Sightseeing in Datong Posted by sasha on Apr 24, 2013 in architecture and landscaping, Art, Buddhism, Culture, history, Leisure, religion, sightseeing, The Silk Road, travel, Uncategorized
While Datong itself is an interesting city with a long history, the main reasons for traveling there lie outside of the city. Most tourists travel here to visit the Yungang Grottoes (云冈石窟 – yún gāng shí kū), one of the three major Buddhist sculptural sites in China. Way back in the day, the Northern Wei Dynasty established their capital at Pingcheng, which is now known as Datong. Buddhism was adopted as the official religion, having made its way there via the Silk Road. The statues were completed between the years 460 and 525, and in total there are 252 grottoes with over 51,000 Buddha statues. Through the years, the statues have been exposed to heavy weathering; thus, many efforts have been made to repair and refurbish them. For example, wooden temples were built outside some of the caves during the Liao Dynasty, but they were destroyed in a fire some years later. Despite all of that, many of the statues are in fine condition, and walking through the many caves here really is an incredible experience.
Transport: Take bus #3 out of Datong city and ride it until the last stop. The fare is only 1 RMB/person.
Ticket: 150 RMB/person
Another place of interest in Datong is the Hanging Monastery (悬空寺 – xuán kōng sì), a temple built right into a cliff. Built in 491, this temple includes elements of three religions – Buddhism, Taoism, and Confucianism. Of course, it has been repaired on multiple occasions, but it is still an architectural wonder that it even exists in the first place! The monastery was built into the cliff side for a few reasons – to protect it from floods, rain, snow, and sunshine, and also to ensure a quiet environment for worshipping. Be prepared for a little bit of vertigo while walking around in the temple, and if you’re scared of heights, you might not want to look down!

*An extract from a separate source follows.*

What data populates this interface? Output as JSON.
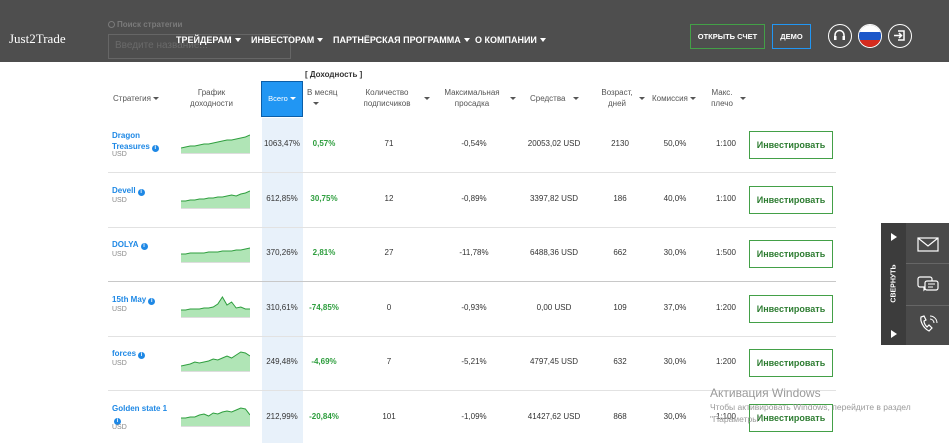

Transport: It’s possible to get out here by switching buses a few times, but you’re better off just hiring a driver for the day. On our visit, we paid 70 RMB/person for a comfortable van to the temple, the mountain, and back.
Ticket: 130 RMB/person
From the Hanging Monastery, you might as well go visit Mt. Heng (恒山 – héng shān), one of the Five Great Mountains of China (五岳 – wǔ yuè). Don’t get it mixed up with the one in Hunan province, though, as they are both named Mt. Heng (the pronunciation is the same but a different Chinese character is used). To avoid confusion, people call this one Northern Heng. It’s also one of the five tallest mountains in the country, with its peak all the way up at 2,017 meters. Due to its northerly location, Mt. Heng isn’t regarded as highly as some of the other mountains. Actually, this makes for a very enjoyable visit, as you won’t be fighting hordes of tourists (like I did when I climbed Mt. Tai). A hike up the mountain isn’t too difficult, and there are plenty of temples to visit on the way up. For a more relaxing way down, you can take the cable car.
Transport: It’s just up the road from the Hanging Monastery, so have your driver take you there after visiting the temple.

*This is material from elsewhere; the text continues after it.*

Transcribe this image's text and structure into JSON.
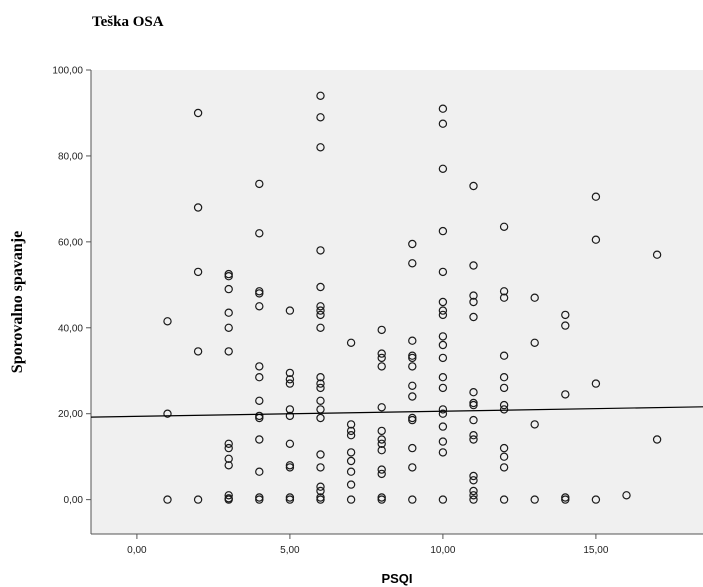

Ticket: An entrance ticket is 55 RMB/person, and the cable car will set you back 25 RMB for a one-way ride or 45 round-trip.
Although all of this is doable in one very busy day, it’s much better to spread it out over two days – visit the Yungang Grottoes on your first day, explore the city a little bit, and then head out to the Hanging Monastery and Mt. Heng on the second day. Trains ride from Beijing station to Datong overnight, making this trip very feasible for a long weekend.